鬼狩を生成するときは生成するためだけだと思ってたし! まさか鬼人化する度にチューしないと駄目なの!? 聞いてないぞ!
「俺が勝手に鬼人化できないのか!?」
「いくら魂に鬼の力が混合するって言っても、きっかけが必要だからね~。鬼の力を行使するために、生粋の鬼からの」
「……そのきっかけが?」
「私のチューだよ?」
どんな仕様だよそれはよぉぉぉぉ!?
「……練習やめるか」
「えー……そんなに私のチューが嫌なの?」
「なに言ってるんだ? 嫌どころかめちゃくちゃ嬉しい……じゃなくて!」
あぶねぇ。欲望全開で言葉を吐くところだった。
「は、恥ずかしいだろうが!」
「……あぁー! 流れ星!」
「え?」
流れ星? 星一つすら出てないのに?
蓮が指差すほうを見上げる。
……流れ星なんてどこに流れた?
「……流れ星なんてどこ――」
見上げていた顔を戻した俺に――蓮が唇を重ねた。
「へへ~。
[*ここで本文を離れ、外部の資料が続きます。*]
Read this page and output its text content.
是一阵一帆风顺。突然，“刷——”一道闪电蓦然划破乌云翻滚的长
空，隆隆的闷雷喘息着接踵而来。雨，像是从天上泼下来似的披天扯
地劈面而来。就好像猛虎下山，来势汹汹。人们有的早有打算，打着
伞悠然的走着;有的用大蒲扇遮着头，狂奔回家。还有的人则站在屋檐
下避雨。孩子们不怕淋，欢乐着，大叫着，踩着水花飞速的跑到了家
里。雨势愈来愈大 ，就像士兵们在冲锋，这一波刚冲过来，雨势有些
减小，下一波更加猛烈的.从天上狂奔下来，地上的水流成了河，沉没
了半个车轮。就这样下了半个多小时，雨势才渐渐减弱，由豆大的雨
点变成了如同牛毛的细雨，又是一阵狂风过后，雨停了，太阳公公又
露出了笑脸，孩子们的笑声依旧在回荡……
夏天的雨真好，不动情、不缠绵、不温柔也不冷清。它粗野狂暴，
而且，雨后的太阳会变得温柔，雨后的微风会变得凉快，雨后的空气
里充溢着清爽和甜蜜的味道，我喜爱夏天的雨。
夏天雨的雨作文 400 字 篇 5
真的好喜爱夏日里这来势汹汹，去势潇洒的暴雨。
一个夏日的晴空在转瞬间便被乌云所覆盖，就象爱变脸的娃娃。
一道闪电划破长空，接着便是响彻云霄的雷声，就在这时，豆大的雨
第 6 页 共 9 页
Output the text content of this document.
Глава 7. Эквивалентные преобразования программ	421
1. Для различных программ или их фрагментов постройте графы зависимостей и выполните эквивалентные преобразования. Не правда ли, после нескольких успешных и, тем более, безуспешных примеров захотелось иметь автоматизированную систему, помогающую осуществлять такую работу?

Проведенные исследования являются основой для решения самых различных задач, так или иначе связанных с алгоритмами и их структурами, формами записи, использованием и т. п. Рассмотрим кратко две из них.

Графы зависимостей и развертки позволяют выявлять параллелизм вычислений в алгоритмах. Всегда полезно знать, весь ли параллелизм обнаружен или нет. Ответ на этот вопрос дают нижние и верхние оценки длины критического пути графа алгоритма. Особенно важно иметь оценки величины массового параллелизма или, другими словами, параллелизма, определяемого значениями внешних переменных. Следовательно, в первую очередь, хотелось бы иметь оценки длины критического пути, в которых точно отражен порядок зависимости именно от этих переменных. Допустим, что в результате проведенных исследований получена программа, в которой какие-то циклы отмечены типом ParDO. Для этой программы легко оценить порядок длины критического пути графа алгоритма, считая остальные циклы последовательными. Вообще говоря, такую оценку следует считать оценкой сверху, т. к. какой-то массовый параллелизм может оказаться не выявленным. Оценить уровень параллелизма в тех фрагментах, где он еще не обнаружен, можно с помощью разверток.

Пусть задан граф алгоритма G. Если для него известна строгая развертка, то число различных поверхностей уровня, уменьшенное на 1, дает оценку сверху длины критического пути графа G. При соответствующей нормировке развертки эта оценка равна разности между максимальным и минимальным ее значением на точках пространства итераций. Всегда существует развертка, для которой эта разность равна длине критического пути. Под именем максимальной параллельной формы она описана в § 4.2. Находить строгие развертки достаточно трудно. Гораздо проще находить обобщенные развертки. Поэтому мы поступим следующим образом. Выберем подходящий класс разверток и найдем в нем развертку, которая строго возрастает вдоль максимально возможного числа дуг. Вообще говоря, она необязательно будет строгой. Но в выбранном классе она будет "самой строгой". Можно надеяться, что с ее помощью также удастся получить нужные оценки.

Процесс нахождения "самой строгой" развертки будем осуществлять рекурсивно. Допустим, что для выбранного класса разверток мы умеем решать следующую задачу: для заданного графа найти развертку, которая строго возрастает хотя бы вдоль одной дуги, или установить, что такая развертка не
唇ゲット!」
「……」
ふ、不意打ちとは卑怯なり……。
ていうか可愛すぎるだろちくしょおぉぉぉぉぉ!
蓮からキスされた直後、俺の体はまるで沸騰してるかのように熱くなってきた。
体全体が震える。体の変化を受け入れるかのように。
そして右腕が、あの黒い皮膚に覆われたのを合図に、それが全身へと広がる。
「鬼人化完了だね~」
「……おい」
「なにー?」
「……もう躊躇わないから、不意打ちはもうやめてくれ」
「……? うん。わかったー」
あれを何回もやられると、俺は蓮を襲っちまいそうだ(男として)。